Figure 5: aheatmap of GBM consensus clusters with tumour classification

A last plot we may want to do for publications is print the consensus matrix for our optimal clustering solution (in this case, K = 4). This should be quite crisp reflecting the significant stability of the results. We can see in this heatmap below of the consensus matrix the clusters do indeed look quite clear supporting our view that there is 4 clusters.

# time to plot the consensus matrix for the optimal cluster decision
ccmatrix <- res$realdataresults[[4]]$consensus_matrix # pull out the consensus matrix from the k = 4 object
pal <- rev(colorRampPalette(RColorBrewer::brewer.pal(9, "Reds"))(256)) # get some nice colours
NMF::aheatmap(ccmatrix, annCol = annon, Colv = NA, Rowv = NA, 
              color = rev(pal), scale = 'none') # plot the heatmap
Figure 6: aheatmap of GBM consensus matrix

Figure 6: aheatmap of GBM consensus matrix

So we have now covered the basic use of M3C. Generally, we recommend the complexheatmap package for rendering of heatmaps as it is more customisable for publications, however, the aheatmap function (from the NMF package) is also nice and easier to use.

Happy cluster hunting!

Lastly, we will now examine an extra function of the package, which can be used for benchmarking clustering tools.

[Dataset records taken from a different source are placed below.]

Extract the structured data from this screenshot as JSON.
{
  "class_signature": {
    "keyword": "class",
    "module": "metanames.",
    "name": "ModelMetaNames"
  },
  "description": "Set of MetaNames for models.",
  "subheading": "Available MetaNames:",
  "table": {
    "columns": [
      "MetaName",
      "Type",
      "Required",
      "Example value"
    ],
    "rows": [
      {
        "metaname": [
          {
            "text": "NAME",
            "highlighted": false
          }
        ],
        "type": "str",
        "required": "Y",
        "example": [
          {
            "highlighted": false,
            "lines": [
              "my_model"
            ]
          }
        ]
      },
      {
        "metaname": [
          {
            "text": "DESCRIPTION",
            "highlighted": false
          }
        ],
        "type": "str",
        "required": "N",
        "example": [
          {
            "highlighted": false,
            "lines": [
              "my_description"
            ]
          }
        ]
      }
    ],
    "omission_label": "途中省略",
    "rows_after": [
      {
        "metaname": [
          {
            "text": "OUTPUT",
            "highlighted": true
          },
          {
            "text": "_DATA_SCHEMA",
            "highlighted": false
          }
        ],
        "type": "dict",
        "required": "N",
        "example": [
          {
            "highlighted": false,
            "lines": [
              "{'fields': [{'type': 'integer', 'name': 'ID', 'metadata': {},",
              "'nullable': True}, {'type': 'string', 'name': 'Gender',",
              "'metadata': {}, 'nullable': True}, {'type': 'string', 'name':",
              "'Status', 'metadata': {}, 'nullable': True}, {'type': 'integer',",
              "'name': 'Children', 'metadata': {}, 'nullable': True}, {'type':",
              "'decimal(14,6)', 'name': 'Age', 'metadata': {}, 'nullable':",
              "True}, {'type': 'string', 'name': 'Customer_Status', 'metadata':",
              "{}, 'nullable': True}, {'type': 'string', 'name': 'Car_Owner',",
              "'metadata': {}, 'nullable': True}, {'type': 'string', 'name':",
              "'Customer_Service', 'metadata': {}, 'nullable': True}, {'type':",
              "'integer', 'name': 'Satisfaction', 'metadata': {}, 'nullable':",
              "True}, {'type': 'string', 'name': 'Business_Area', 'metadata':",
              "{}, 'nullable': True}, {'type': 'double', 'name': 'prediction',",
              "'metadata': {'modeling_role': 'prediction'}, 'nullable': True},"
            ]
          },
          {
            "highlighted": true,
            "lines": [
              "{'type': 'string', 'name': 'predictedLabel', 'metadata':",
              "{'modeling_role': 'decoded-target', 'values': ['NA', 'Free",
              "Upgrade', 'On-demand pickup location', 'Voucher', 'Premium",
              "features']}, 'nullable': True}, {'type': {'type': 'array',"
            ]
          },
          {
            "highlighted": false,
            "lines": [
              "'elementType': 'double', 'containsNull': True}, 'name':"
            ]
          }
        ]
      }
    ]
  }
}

0.0.6 Generating simulated data

We have included a function for generating simulated data to test various clustering algorithms. This cluster simulator is simple to use. Using the code below, clustersim generates a dataset with 225 samples, 900 features, a radius cut-off for the initial square of 8, a cluster number of 4, a seperation of clusters of 0.75, and a degree of noise added to each co-ordinate of 0.025. After running, a PCA will print of the data so we can visualise the 4 clusters in principle component space.

  res <- clustersim(225, 900, 8, 4, 0.75, 0.025, print = FALSE, seed=123)
Figure 7: PCA of a 4 cluster simulated dataset

Figure 7: PCA of a 4 cluster simulated dataset

0.0.7 Conclusions

In this tutorial, we have seen that M3C provides a rigourous approach for selecting the number of clusters in the data opposed to relying on relative scores. We have found in our analyses this approach results in increased performance relative to other methods and the removal of systematic bias inherant in the results. We believe M3C represents a conceptual step forward in class discovery algorithms with clear applications in stratified medicine.

0.0.8 References

Monti, Stefano, et al. “Consensus clustering: a resampling-based method for class discovery and visualization of gene expression microarray data.” Machine learning 52.1 (2003): 91-118.

Șenbabaoğlu, Yasin, George Michailidis, and Jun Z. Li. “Critical limitations of consensus clustering in class discovery.” Scientific reports 4 (2014): 6207.